2.11 Upaya Pencegahan KustaHingga saat ini tidak ada vaksinasi untuk penyakit kusta. Faktor pengobatan adalah amat penting dimana kusta dapat dihancurkan, sehingga penularan dapat dicegah.Pengobatan kepada penderita kusta adalah merupakan salah satu cara pemutusan mata rantai penularan. Kuman kusta diluar tubuh manusia dapat hidup 24-48 jam dan ada yang berpendapat sampai 7 hari, ini tergantung dari suhu dan cuaca diluar tubuh manusia tersebut. Makin panas cuaca makin cepatlah kuman kusta mati. Jadi dalam hal ini pentingnya sinar matahari masuk ke dalam rumah dan hindarkan terjadinya tempat-tempat yang lembab.Penting sekali kita mengetahui atau mengerti beberapa hal tentang penyakit kusta ini, bahwa :1) Ada obat yang dapat menyembuhkan penyakit kusta.2) Sekurang-kurangnya 80 % dari semua orang tidak mungkin terkena kusta.3) Enam dari tujuh kasus kusta tidaklah menular pada orang lain.4) Kasus-kasus menular tidak akan menular setelah diobati kira-kira 6 bulan secara teratur.2.12 Penanggulangan Penyakit KustaPenanggulangan penyakit kusta telah banyak dilakukan dimana-mana dengan maksud mengembalikan penderita kusta menjadi manusia yang berguna, mandiri, produktif dan percaya diri. Metode penanggulangan ini terdiri dari metode rehabilitasi yang terdiri dari rehabilitasi medis, rehabilitasi sosial, rehabilitasi karya dan metode pemasyarakatan yang merupakan tujuan akhir dari rehabilitasi, dimana penderita dan masyarakat membaur sehingga tidak ada kelompok tersendiri. Ketiga metode tersebut merupakan suatu sistem yang saling berkaitan dan tidak dapat dipisahkan.Di Indonesia, upaya yang dilakukan untuk pemberantasan penyakit kusta melalui :1) Penemuan penderita secara dini.2) Pengobatan penderita.3) Penyuluhan kesehatan di bidang kusta.4) Peningkatan ketrampilan petugas kesehatan di bidang kusta.5) Rehabilitasi penderita kusta.6) Sementara itu di Shandong, Penyakit kusta atau lepra bisa jadi merupakan salah satu penyakit yang ditakutikarena bisa membuat orang tersebut menjadi terkucilkan.7) Faktor gen kini bisa memberikan penjelasan mengapa ada orang yang lebih rentan terkena kusta sedangkan yang lain tidak.8) Penyakit Hansen atau Penyakit Morbus Hansen yang dahulu dikenal sebagai Penyakit Kusta atau Lepra adalah penyakit kronis yang sebabkan oleh bakteri, terutama menyerang saraf tepi, kemudian menyerang kulit, mukosa mulut, saluran napas bagian atas, mata, otot, tulang dan testis kecuali susunan saraf pusat.

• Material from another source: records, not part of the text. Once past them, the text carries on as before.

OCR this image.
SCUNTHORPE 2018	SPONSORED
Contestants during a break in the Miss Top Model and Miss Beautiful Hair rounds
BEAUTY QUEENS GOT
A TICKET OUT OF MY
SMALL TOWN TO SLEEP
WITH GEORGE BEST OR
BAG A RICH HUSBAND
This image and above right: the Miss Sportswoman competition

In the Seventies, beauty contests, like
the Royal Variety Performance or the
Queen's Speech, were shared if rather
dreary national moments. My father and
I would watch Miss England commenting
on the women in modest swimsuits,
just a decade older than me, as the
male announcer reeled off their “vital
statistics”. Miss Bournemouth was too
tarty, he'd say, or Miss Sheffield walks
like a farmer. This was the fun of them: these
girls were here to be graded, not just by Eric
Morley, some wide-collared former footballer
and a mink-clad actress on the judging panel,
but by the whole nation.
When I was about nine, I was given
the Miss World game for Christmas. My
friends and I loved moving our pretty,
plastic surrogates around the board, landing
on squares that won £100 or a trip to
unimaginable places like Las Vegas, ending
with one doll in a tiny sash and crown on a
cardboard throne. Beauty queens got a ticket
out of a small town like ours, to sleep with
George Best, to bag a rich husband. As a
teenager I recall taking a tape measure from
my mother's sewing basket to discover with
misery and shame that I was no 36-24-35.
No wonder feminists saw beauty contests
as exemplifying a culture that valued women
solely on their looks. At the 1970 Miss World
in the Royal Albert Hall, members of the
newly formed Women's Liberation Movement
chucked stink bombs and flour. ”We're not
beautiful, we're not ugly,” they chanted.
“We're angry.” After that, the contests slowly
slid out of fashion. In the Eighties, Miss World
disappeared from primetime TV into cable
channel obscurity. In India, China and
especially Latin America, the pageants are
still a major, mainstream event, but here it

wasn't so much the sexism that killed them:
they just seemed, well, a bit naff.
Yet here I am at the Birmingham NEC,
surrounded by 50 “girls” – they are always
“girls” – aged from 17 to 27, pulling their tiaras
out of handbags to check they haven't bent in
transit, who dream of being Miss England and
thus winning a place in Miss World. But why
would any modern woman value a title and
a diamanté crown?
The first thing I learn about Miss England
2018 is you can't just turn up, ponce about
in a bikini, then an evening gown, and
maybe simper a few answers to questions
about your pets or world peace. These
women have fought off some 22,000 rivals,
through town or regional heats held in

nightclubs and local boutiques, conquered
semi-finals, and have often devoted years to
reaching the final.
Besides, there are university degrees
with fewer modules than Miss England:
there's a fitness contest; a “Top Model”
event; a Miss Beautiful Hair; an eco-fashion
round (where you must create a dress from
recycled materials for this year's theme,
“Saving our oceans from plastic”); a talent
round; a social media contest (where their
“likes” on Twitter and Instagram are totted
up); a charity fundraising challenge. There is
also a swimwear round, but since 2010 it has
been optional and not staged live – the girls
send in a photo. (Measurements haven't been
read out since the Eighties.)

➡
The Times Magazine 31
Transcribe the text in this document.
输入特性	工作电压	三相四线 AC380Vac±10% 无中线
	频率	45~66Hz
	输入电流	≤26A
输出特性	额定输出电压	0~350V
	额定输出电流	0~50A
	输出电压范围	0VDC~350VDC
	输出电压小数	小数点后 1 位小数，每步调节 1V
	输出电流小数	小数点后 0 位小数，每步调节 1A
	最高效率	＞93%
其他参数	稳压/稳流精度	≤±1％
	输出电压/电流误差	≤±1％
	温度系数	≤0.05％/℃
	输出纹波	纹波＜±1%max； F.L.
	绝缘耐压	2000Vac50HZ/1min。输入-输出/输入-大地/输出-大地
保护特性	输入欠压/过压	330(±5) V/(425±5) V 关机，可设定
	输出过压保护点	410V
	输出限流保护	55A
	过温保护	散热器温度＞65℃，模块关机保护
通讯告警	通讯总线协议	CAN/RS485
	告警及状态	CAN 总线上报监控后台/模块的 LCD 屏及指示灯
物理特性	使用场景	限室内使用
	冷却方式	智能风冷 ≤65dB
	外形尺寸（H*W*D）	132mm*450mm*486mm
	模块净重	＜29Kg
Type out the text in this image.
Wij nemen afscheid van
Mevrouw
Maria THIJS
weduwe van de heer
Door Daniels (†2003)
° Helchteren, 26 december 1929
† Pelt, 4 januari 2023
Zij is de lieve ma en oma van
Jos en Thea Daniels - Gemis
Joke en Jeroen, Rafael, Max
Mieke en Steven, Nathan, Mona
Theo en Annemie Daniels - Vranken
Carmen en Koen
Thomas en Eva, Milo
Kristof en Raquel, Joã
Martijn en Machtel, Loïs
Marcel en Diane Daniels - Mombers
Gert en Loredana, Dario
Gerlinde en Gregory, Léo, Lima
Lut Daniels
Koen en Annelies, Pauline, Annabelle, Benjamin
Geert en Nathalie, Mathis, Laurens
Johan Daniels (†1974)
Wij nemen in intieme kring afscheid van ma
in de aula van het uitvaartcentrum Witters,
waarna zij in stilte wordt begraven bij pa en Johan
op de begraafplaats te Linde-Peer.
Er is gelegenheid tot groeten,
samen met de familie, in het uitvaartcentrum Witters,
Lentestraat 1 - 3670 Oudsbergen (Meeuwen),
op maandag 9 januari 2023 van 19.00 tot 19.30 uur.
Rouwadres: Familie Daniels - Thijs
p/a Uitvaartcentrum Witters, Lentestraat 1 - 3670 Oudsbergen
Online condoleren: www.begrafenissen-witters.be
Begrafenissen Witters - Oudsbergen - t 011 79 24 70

BAB IIIPENUTUP3.1 KesimpulanPenyakit kusta sampai saat ini masih ditakuti masyarakat, keluarga termasuk sebagian petugas kesehatan. Hal ini disebabkan masih kurangnya pengetahuan, kepercayaan yang keliru terhadap kusta dan cacat yang ditimbulkannya (Depkes RI, 2006). Penyakit kusta merupakan penyakit menular. Tetapi cara penularannya tidak mudah dan masa penularannya lama. Penyakit kusta menular dengan adanya kontak langsung dengan penderita dalam jangka waktu yang lama. Penyakit ini bisa menimbulkan kecacatan pada penderita karena bakteri menyerang saraf penderita kusta. Penyakit kusta ini bisa disembuhkan apabila ditemukan tanda-tanda kusta dan diobati sejak dini.Kusta banyak terdapat pada negara berkembang atau negara miskin. Dengan kondisi lingkungan yang tidak bersih, fasilitas kebersihan yang tidak memadai dan asupan gizi yang buruk sehingga menyebabkan daya tahan tubuh rendah. Rentan terhadap penyakit infeksi seperti kusta.3.2 SaranBerdasarkan simpulan diatas diharapkan mahasiswa dapat mengetahui dan memahami mengenai penatalaksaan klien dengan gangguan kulit kusta. Jika kita menemui penyakit ini dalam kehidupan sehari-hari hendaknya kita langsung tanggap terhadap gejala awal . Diagnosa dini akan menyelamatkan banyak nyawa. Dan apabila ada kekurangan dalam pembuatan makalah ini kami menerima masukan, kritikan dan saran yang membangun penulisan makalah ini sangat diharapkan sehingga makalah ini dapat berguna dan bermanfaat bagi kita khususnya pihak yang memerlukan Jika kita menemui penyakit ini dalam kehidupan sehari-hari.